Die Kommune des Wiener Aktionskünstlers Otto Muehl war eines der aufsehenerregendsten und umstrittensten künstlerischen und gesellschaftlichen Experimente der 70er Jahre. Die Muehl-Kommune oder AAO (Aktionsanalytische Organisation) wurde 1971/1972 als Gegengesellschaft gegründet, deren Keimzelle zunächst in einer Privatwohnung in der Praterstraße 24 in Wien gedieh. Schnell entstanden weitere Stadtkommunen in Wien (Friedrichshof), München, Genf, Paris, Nürnberg, Hamburg, Bremen, Berlin und Oslo. Die Muehl-Kommune war ein idealistischer Versuch, die Welt durch Kunst zu verändern. "Gemeinsame Sexualität", eine Verbindung von Happening, Körperkunst und Wiener Aktionismus, brachten der Kommune jedoch den Ruf als "Sex-Kommune" und als Sekte ein, was letzten Endes dazu führte, dass die Kommune 1990 aufgelöst und Muehl inhaftiert wurde. Muehl polarisiert bis heute: 2004 zeigte das MAK in Wien die Ausstellung Otto Muehl - Leben/Kunst/Werk - Aktion/Utopie/Malerei 1960-2004, die sehr kontrovers diskutiert wurde.
Zu den Vortragenden: Robert Fleck, der Otto Muehl an die Ecolé des Beaux Arts de Nantes eingeladen hatte, beschrieb in seinem 2003 erschienenen Buch Die "Mühl-Kommune". Freie Sexualität und Aktionismus. Geschichte eines Experiments. erstmals aus unabhängiger Warte und mit geschichtswissenschaftlicher Methodologie die abenteuerliche Geschichte dieses Kunstprojekts, das zur gesellschaftlichen Kraft und zu einem diktatorischen Staatsgebilde ausartete. Sein Buch, das auf Auswertung des Kommune-Archivs sowie auf zahlreichen Gesprächen mit Beteiligten und Zeitzeugen beruht, ist im Verlag Walther König erschienen. Der gebürtige Österreicher Fleck ist promovierter Historiker. Seit 1982 arbeitet er als freier Kunstkritiker. 1991-1993 war Fleck als österreichischer Bundeskurator für Bildende Kunst und 1991-1999 als Frankreich-Korrespondent der Kunstzeitschrift ART. Unter den unzähligen Ausstellungen, die er kuratierte, sticht 100 Jahre Wiener Secession (1998) hervor. Seit 2004 ist er Direktor der Deichtorhallen in Hamburg.
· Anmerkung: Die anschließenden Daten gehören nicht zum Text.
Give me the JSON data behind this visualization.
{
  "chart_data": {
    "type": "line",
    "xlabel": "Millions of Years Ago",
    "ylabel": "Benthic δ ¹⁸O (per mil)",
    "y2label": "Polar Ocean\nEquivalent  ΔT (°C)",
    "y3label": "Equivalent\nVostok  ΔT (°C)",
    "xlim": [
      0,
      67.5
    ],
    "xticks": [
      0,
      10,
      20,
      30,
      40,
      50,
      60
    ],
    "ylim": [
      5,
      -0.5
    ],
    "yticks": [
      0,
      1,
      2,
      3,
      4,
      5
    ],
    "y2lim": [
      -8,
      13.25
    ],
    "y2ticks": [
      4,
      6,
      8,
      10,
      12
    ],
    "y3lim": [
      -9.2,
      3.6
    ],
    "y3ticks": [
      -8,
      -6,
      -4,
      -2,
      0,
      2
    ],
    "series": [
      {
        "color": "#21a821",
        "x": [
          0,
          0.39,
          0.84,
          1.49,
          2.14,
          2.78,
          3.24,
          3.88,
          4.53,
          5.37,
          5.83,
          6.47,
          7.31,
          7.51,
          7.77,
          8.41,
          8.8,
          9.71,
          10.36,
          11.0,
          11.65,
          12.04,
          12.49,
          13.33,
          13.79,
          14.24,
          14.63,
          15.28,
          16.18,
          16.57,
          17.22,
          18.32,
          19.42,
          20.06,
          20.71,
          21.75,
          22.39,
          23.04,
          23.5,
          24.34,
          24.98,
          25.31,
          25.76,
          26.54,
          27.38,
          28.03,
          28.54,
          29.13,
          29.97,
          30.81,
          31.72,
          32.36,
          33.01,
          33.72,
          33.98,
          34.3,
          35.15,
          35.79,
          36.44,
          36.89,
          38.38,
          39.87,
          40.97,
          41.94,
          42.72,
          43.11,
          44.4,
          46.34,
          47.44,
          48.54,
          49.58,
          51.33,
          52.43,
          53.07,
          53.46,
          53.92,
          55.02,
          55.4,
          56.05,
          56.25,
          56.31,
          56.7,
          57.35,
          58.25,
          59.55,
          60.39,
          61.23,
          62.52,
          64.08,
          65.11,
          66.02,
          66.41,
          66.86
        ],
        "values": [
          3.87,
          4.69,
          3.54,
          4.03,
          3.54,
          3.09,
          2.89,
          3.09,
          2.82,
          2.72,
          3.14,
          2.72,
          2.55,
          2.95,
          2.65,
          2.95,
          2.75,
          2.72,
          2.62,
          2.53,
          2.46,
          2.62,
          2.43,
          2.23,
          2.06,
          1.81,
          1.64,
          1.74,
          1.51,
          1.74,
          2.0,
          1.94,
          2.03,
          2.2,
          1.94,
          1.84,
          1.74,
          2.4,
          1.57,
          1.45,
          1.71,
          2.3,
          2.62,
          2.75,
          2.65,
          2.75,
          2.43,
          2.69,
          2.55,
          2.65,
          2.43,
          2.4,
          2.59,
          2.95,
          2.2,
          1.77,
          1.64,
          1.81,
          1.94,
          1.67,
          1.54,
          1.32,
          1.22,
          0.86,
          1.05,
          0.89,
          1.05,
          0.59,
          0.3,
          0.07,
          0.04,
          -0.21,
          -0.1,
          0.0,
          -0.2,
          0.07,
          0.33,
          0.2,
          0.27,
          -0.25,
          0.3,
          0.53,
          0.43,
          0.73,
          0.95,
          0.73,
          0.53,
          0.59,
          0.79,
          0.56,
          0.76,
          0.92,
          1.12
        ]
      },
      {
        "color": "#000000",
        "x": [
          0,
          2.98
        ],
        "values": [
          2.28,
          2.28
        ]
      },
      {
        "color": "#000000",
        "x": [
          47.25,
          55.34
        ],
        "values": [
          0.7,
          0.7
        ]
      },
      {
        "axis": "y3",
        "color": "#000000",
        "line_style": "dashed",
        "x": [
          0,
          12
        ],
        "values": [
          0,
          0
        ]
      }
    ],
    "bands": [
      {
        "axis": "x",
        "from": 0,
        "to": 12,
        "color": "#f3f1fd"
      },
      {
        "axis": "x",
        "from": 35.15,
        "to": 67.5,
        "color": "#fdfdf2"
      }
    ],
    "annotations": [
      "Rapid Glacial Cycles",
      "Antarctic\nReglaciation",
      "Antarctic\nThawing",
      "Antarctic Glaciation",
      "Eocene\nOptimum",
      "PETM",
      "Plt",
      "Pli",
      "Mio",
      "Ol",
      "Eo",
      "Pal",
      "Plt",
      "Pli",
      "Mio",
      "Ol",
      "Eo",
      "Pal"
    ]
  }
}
Birgit Weidmann lebte von 1976 bis 1990 in der Muehl-Kommune. Sie war 1982 Mitarbeiterin im FIU-Koordinationsbüro 7000 Eichen auf der Documenta 7. Seit 1990 arbeitet sie als freie Künstlerin. 1995 initiierte sie ein Wohnprojekt als Hausgemeinschaft in der späteren Neuwagenmühle in Kördorf (Taunus), wo seit 1997 regelmäßige Kulturveranstaltungen und Kunstaktionen stattfinden. Seit 2002 arbeitet sie mit dem Omnibus für Direkte Demokratie und Volksabstimmung zusammen, einer Initiative, die auf Joseph Beuys und Rudolf Steiner fußt. Nach einer Gastdozentur 2004 und 2005 am Institut für Ästhetische Bildung an der Universität Hannover gründete sie 2006 den Verein Künstlergemeinschaft Neuwagenmühle e.V.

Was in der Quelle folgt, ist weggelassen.